Wednesday, October 23, 2013

VIDEO: The Georgian Pavilion in Venice: The Bouillon Group (kosovotwopointzero.com)


(kosovotwopointzero.com) Religious aerobics by the Bouillon Group create a forum just outside the Georgia Pavilion to see certain rituals performed in a light you might never have imagined before.

The Georgian pavilion is a project constructed by individual artists as well as a collective of artists reflecting upon the different possibilities of contemporary urban architecture and its various means of use and expression.

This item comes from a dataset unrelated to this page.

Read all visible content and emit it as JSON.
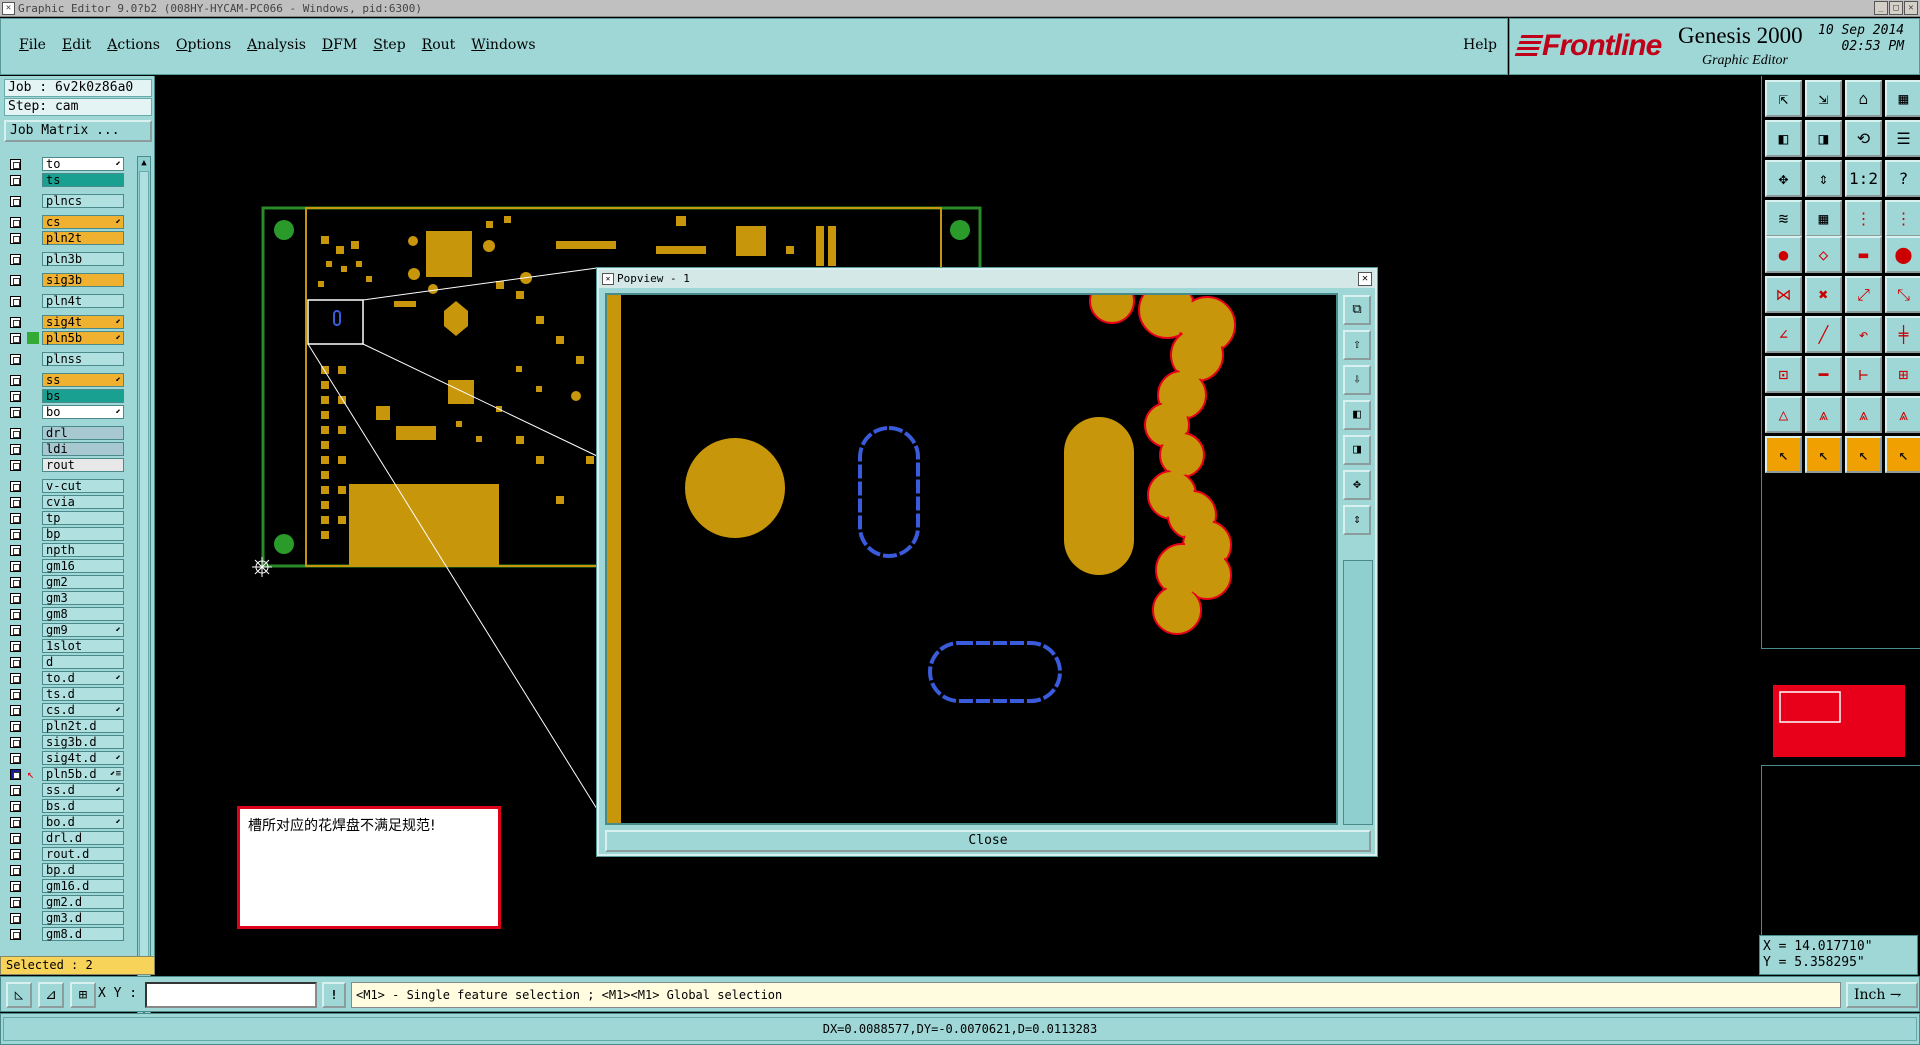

Using the concept of reuse of existing spaces, construction, movements, rituals and objects, the pavilion is an impressive experimental collection of unfinished sympathy towards the unconstructed, the weird, rare and reusable form. During the performance, the artists perform certain aerobics reminiscent of religious, islamic prayer rituals till they bleed, not noticing their bodily limits while ascending into the trance of the religious ritual.

Text: Shelbatra Jashari

Official description of Bouillon Group via the Georgian Pavilion website:

Bouillon Group, artist collective, founded in Tbilisi in 2008. Bouillon Group’s performances, actions and artistic interventions mostly take place in the public realm. They also worked on a series of exhibitions in private apartments referring to the role of private flats during the Soviet Union—often the only space of public debate or exhibition making available, which was not officially supported and controlled. They have taken part in Betlemi-Mikro-Raioni (2009) and Frozen Moments. Architecture Speaks Back (2010), both art projects in Tbilisi curated by Joanna Warsza. They have exhibited with AICA Armenia (2010) in Poland (MOCAK in Kraków and Arsenał in Białystok, both in 2011), and in Germany (GfZK in Leipzig, 2010), among others. The project for Kamikaze Loggia at the Pavilion of Georgia, will continue their reflection on the public and the private, as well as on the religious and the ideological.